А к тому же была еще и Ольга, плывущая в сумерках громадной петербургской квартиры. Дважды она мне снилась, колеблясь, словно отражение в лунной воде, и дважды я просыпался разбитый и без малейшего желания жить дальше.
Так она на меня удивительно действовала.
Вот почему, бесцельно чертя сухое, выжженное июньским огнем, безжизненное дно города, загребая ногами вялые листья, как шелуха, ссыпающиеся с деревьев, часами, будто сомнамбула, простаивая на гнутых, каменных или деревянных мостиках через каналы, я потом неизменно, как маятник, влекомый путами тяготения, возвращался сюда – где напротив острова, обнесенного по берегам крепостной тусклой стеной, громоздился причудливый дом, украшенный лепкой и крохотными балкончиками, где изнемогали от зноя разлапистые деревья на набережной и где семь распахнутых окон на втором этаже глотали белую тополиную горечь.

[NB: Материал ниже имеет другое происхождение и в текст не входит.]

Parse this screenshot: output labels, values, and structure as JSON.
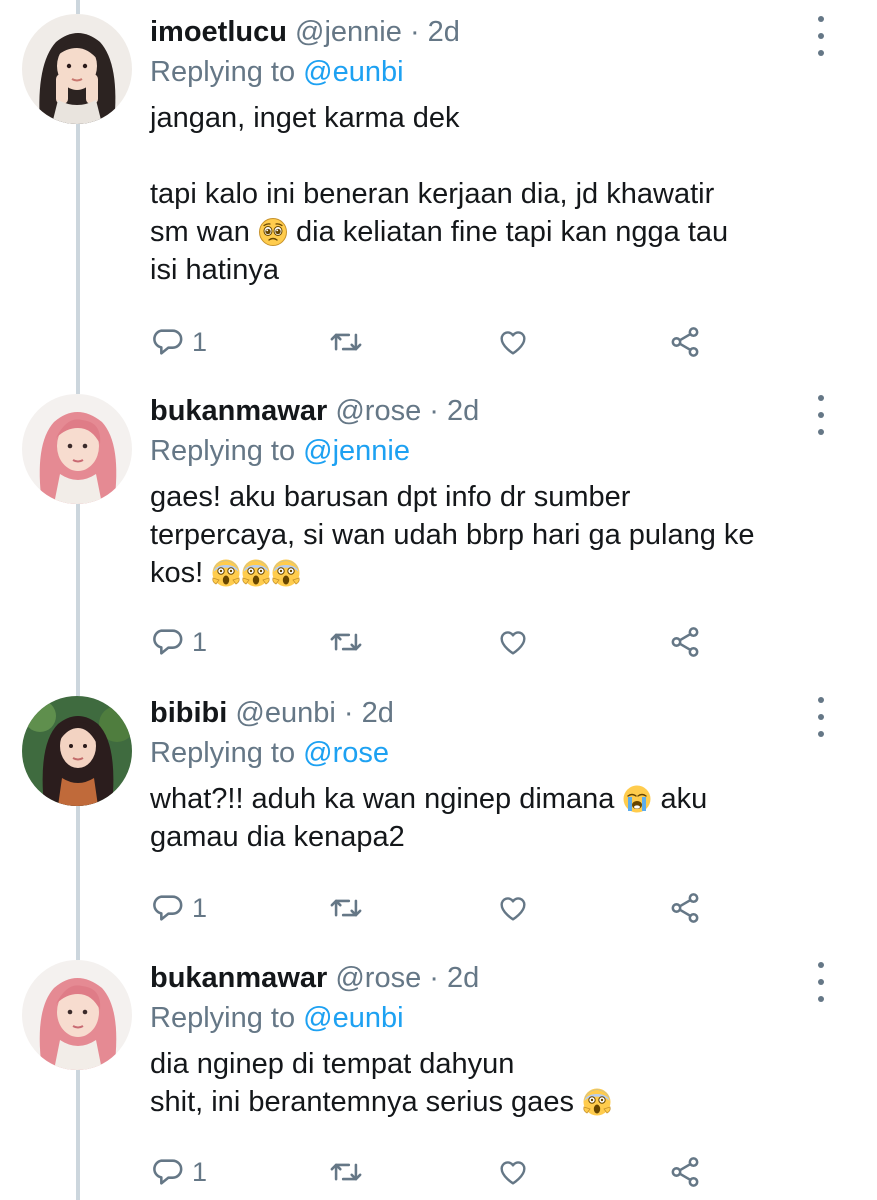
{
  "tweets": [
    {
      "display_name": "imoetlucu",
      "handle": "@jennie",
      "separator": "·",
      "time": "2d",
      "replying_label": "Replying to",
      "replying_to": "@eunbi",
      "text_lines": [
        "jangan, inget karma dek",
        "",
        "tapi kalo ini beneran kerjaan dia, jd khawatir",
        "sm wan 🥺 dia keliatan fine tapi kan ngga tau",
        "isi hatinya"
      ],
      "reply_count": "1",
      "avatar_icon": "avatar-photo-dark-hair"
    },
    {
      "display_name": "bukanmawar",
      "handle": "@rose",
      "separator": "·",
      "time": "2d",
      "replying_label": "Replying to",
      "replying_to": "@jennie",
      "text_lines": [
        "gaes! aku barusan dpt info dr sumber",
        "terpercaya, si wan udah bbrp hari ga pulang ke",
        "kos! 😱😱😱"
      ],
      "reply_count": "1",
      "avatar_icon": "avatar-photo-pink-hair"
    },
    {
      "display_name": "bibibi",
      "handle": "@eunbi",
      "separator": "·",
      "time": "2d",
      "replying_label": "Replying to",
      "replying_to": "@rose",
      "text_lines": [
        "what?!! aduh ka wan nginep dimana 😭 aku",
        "gamau dia kenapa2"
      ],
      "reply_count": "1",
      "avatar_icon": "avatar-photo-long-dark-hair"
    },
    {
      "display_name": "bukanmawar",
      "handle": "@rose",
      "separator": "·",
      "time": "2d",
      "replying_label": "Replying to",
      "replying_to": "@eunbi",
      "text_lines": [
        "dia nginep di tempat dahyun",
        "shit, ini berantemnya serius gaes 😱"
      ],
      "reply_count": "1",
      "avatar_icon": "avatar-photo-pink-hair"
    }
  ],
  "icons": {
    "reply": "reply-icon",
    "retweet": "retweet-icon",
    "like": "like-icon",
    "share": "share-icon",
    "more": "more-options-icon"
  },
  "colors": {
    "text": "#14171a",
    "muted": "#657786",
    "link": "#1da1f2",
    "thread_line": "#ccd6dd"
  }
}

Волосы у меня за эти дни выгорели до льняной желтизны, натянулась на лице кожа, перед глазами сталкивались радужные круги. Я очень плохо понимал – где я и кто. Словно навсегда потерялся на вылощенных дымных проспектах, в асфальтовых испарениях, смазывающих перспективу, в громоздких, бурых и серых наплывах раскаленного камня. Гигантской каруселью вращался вокруг меня город. Сияли куполами соборы. Летел жаркий пух, вскипая вихрями на перекрестках. Памятники неизвестно кому недоуменно таращились мне вслед. Бухала в полдень пушка. Звенела по булыжнику бронза конских копыт. Солнце, проникая под череп, делало черноту мозга горячей. Я уже не мог отличить вымысел от реальности. И весь этот невозможный блеск, назойливое мерцание душной воды, шпиц Адмиралтейства, изъязвленный серый гранит, стиснувший улицы, вздутые простыни площадей, зевы парадных и подворотен, – все это сливалось в утомительный до головной боли, слепящий и медленный круговорот, в вечность, из которой не было иного выхода, кроме смерти, в загадочное и обманчивое видение странного мира, которое зыбким своим миражом, пыльным горящим воздухом, пространством солнца и камня, неумолимо, мгновение за мгновением, впитывало разум, впитывало жизнь и не оставляло взамен ничего, кроме тоски и беспощадного света.